I’m still playing “Remote Navigator” today.  I got a phone call from someone on I-95 in Woodbridge VA complaining about the weather.  It was 55F there.  He’s used to Florida Temps and at 9 in the morning, that would be “high winter” here.  Probably would be the weather here in Late January.

So I said I’d share a little color.  Apparently the winter up North has just been wet, and for the next couple days the Big Cities of the Northeast will be under a lot of rain.   Don’t forget your umbrellas folks.

So was my back yard, but it was artificial.  I grabbed this picture of the Ruellia blossom after it was watered on Irrigation Day.  Since I liked how it turned out after a gentle crop and resize, I thought I would share it here.

Yes, tomorrow is the first day of Winter.  The sun at its peak will be the lowest in the sky it is all year.  But cheer up folks, the days will get longer from here on out.

After all, it’s going to be in the low 80s here in South Florida.

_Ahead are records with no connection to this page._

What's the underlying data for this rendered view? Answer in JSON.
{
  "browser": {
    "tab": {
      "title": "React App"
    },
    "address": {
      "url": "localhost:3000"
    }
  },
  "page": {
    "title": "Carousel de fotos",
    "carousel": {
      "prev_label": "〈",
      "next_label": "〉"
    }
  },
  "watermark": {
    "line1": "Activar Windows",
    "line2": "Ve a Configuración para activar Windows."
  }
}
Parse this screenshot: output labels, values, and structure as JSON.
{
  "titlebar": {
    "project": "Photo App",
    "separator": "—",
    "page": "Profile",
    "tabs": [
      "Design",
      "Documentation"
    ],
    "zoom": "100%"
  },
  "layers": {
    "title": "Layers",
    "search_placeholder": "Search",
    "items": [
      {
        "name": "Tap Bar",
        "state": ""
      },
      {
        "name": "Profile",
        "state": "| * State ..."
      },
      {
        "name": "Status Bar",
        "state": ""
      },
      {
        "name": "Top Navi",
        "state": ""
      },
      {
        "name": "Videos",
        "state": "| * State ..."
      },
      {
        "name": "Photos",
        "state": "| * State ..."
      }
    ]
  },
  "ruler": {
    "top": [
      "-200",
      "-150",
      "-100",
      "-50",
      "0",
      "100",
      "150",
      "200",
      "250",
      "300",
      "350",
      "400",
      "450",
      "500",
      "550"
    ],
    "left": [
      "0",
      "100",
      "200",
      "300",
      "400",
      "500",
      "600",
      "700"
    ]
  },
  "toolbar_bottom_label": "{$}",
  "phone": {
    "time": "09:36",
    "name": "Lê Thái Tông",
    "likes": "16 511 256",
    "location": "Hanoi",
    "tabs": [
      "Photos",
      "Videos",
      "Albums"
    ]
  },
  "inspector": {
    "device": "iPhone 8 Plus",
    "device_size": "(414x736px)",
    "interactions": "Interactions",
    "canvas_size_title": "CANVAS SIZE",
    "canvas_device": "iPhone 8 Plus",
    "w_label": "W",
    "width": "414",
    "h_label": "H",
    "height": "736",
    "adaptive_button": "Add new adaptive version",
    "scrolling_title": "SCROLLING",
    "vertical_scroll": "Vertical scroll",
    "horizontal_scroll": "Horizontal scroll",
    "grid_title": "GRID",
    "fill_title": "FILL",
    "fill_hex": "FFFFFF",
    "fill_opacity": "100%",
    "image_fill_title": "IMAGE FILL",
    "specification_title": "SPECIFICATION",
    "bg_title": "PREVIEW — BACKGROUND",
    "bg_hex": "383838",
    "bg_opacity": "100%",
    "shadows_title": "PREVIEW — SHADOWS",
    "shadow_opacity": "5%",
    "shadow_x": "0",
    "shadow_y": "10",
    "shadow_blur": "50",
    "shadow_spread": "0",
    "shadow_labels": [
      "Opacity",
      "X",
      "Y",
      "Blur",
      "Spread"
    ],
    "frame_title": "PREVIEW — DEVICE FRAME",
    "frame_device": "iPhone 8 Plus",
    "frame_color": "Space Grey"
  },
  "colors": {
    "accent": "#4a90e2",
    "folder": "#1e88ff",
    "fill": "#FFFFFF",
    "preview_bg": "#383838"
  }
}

Mexican Petunia In Bloom Picture

Perhaps this blog has been a bit heavy on pictures lately, I’m not sure.  On the other hand, I’ve got a lot to take pictures of.   I live in a land named after flowers and people do seem to enjoy looking at them.

When you have a blog or any web site, you can find out what people like to read about by looking at your analytics and web page “hits” and fill in the blanks.  In the case of this site, people seem to hit my posting on propagation of Mexican Petunias.  These Ruellias are all over the neighborhood.  Here they are as common as Hosta are up North. 

I was walking past the neighbor’s house the other day and these three purple beauties were lined in a row.  Once I allowed the wind to die down, They lined up and smiled at me as such. 

I am considering my options with these plants.  In front of my house I have a small garden.  I had pulled out all the ferns that grew there as they were climbing up the Japanese Yew that I have on the corners of the windows and would grow outside of the flower box.  Ferns have their own charm but they are only green.  They have no other colour.  In the case of the Mexican Petunias, I’d get that same dark green and a welcome touch of purple to add to it.

Since I am a fan of propagating your own plants, I could go through that box with a weed eater and get rid of what is left and have a nice clean bit of sand that is under irrigation.  That is all one needs when you are trying to propagate Ruellia.  Irrigated soil.   I know this because that was all I had done for a pot of the stuff before.   Cuttings from the garden that climbed inside the fence got stuck into a pot and almost all of them rooted and bloomed.  It looked rather nice for a while until that irrigation line got cut and we went into the dry season.   It took a while before I noticed and now that pot has a trumpet flower tree in it and some other odds and ends like Poinsettia.

So if you’re looking for Propagation of Mexican Petunia, take a cutting, stick it in a hole, water well.  The plant should take.   If you have patience that would be about all you need.